Approximately 5,600 years ago, a massive landslide removes .7 cubic miles of earth from the summit of Mount Rainier. The ensuing mudflow, which spreads as far as modern-day Kent, is called the Osceola Mudflow. This is the largest mudflow of postglacial age in the history of Mount Rainier.
Before the mudflow, the salt waters of Puget Sound covered what would later become the Duwamish and White River Valleys. In some areas, the Duwamish Valley was hundreds of feet deeper than it is today. Aboriginal peoples lived south of the inlet, and up on the surrounding plateaus. Evidence of human encampments near Enumclaw have been found buried under 75 feet of mud.

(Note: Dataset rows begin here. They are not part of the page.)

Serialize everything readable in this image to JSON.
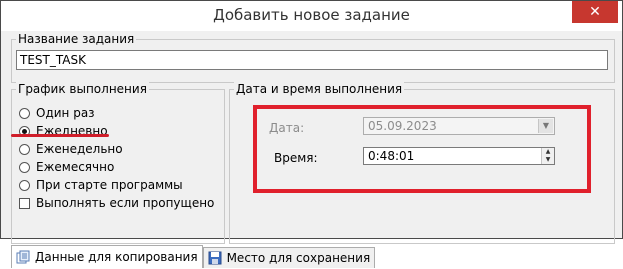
{
  "window": {
    "title": "Добавить новое задание",
    "close_label": "✕"
  },
  "task_name": {
    "legend": "Название задания",
    "value": "TEST_TASK"
  },
  "schedule": {
    "legend": "График выполнения",
    "options": [
      {
        "label": "Один раз",
        "checked": false
      },
      {
        "label": "Ежедневно",
        "checked": true
      },
      {
        "label": "Еженедельно",
        "checked": false
      },
      {
        "label": "Ежемесячно",
        "checked": false
      },
      {
        "label": "При старте программы",
        "checked": false
      }
    ],
    "checkbox": {
      "label": "Выполнять если пропущено",
      "checked": false
    }
  },
  "datetime": {
    "legend": "Дата и время выполнения",
    "date_label": "Дата:",
    "date_value": "05.09.2023",
    "time_label": "Время:",
    "time_value": "0:48:01"
  },
  "tabs": [
    {
      "label": "Данные для копирования",
      "icon": "copy-data-icon",
      "active": true
    },
    {
      "label": "Место для сохранения",
      "icon": "save-location-icon",
      "active": false
    }
  ],
  "colors": {
    "highlight": "#e0202c",
    "close_button": "#c7372f"
  }
}
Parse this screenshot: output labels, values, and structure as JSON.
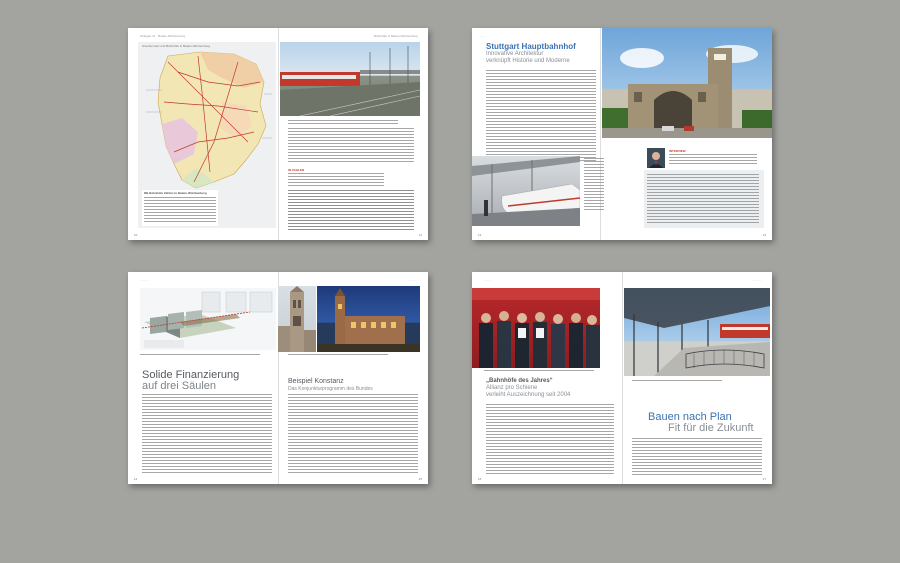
{
  "spreads": [
    {
      "id": "map-spread",
      "header_left": "Stuttgart 21 · Baden-Württemberg",
      "header_right": "Bahnhöfe in Baden-Württemberg",
      "map_title": "Streckennetz und Bahnhöfe in Baden-Württemberg",
      "table_title": "DB Bahnhöfe Zahlen in Baden-Württemberg",
      "red_label": "IN ZAHLEN",
      "page_left": "10",
      "page_right": "11"
    },
    {
      "id": "stuttgart-spread",
      "title": "Stuttgart Hauptbahnhof",
      "subtitle_1": "Innovative Architektur",
      "subtitle_2": "verknüpft Historie und Moderne",
      "red_label": "INTERVIEW",
      "page_left": "12",
      "page_right": "13"
    },
    {
      "id": "finance-spread",
      "title_1": "Solide Finanzierung",
      "title_2": "auf drei Säulen",
      "right_title": "Beispiel Konstanz",
      "right_subtitle": "Das Konjunkturprogramm des Bundes",
      "page_left": "14",
      "page_right": "15"
    },
    {
      "id": "award-spread",
      "quote_1": "„Bahnhöfe des Jahres“",
      "quote_2": "Allianz pro Schiene",
      "quote_3": "verleiht Auszeichnung seit 2004",
      "title_1": "Bauen nach Plan",
      "title_2": "Fit für die Zukunft",
      "page_left": "16",
      "page_right": "17"
    }
  ]
}
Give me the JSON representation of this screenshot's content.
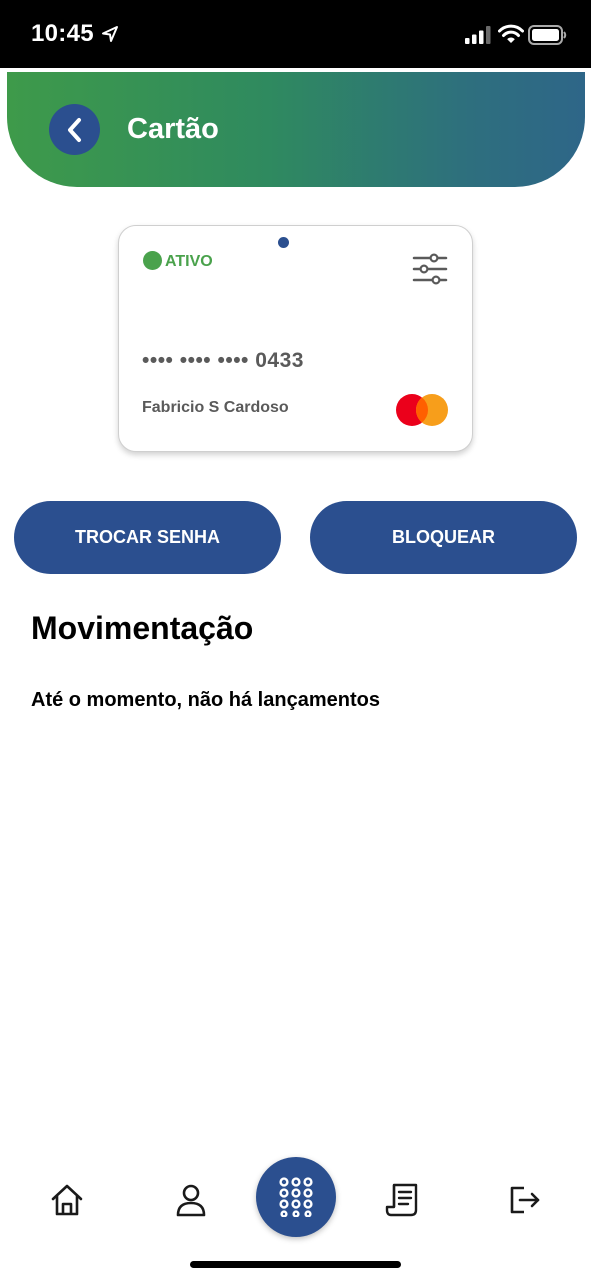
{
  "status_bar": {
    "time": "10:45",
    "icons": [
      "location-arrow-icon",
      "signal-icon",
      "wifi-icon",
      "battery-icon"
    ]
  },
  "header": {
    "title": "Cartão",
    "back_icon": "chevron-left-icon",
    "gradient_colors": [
      "#3e9a4a",
      "#2e6688"
    ]
  },
  "card": {
    "status": "ATIVO",
    "status_color": "#4aa24c",
    "number": "•••• •••• •••• 0433",
    "holder": "Fabricio S Cardoso",
    "brand_icon": "mastercard-logo",
    "settings_icon": "sliders-icon"
  },
  "actions": {
    "change_password": "TROCAR SENHA",
    "block": "BLOQUEAR",
    "color": "#2b4f8f"
  },
  "transactions": {
    "title": "Movimentação",
    "empty_message": "Até o momento, não há lançamentos"
  },
  "bottom_nav": {
    "items": [
      "home-icon",
      "profile-icon",
      "apps-grid-icon",
      "statement-icon",
      "logout-icon"
    ]
  }
}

In approximately 3600 B.C., the summit of Mount Rainier collapsed, most likely due to magma forcing its way into the volcano. The landslide removed the top 2,000 feet, leaving a crater. This sent forth a massive avalanche of rock and mud, traveling faster than 20 feet per second, which destroyed everything in its path. Native American legends allude to this fact. The mudflow shot through canyons and valleys, and over small hills, until the debris reached as far as modern-day Kent.
This left a “mud bump” which covered most of the White River and Puyallup River Valleys. Over the centuries, the White River, which had originally connected with the Puyallup River to the south, slowly carved a new channel northward. This spread the mud and alluvium throughout the valley, and eventually pushed back the waters of Puget Sound to the present boundaries of Elliott Bay.
A smaller mudflow from Mount Rainier, the Electron Mudflow, occurred approximately 500 years ago. This sent mud flowing through the Puyallup valley, but not to the extent of the Osceola Mudflow.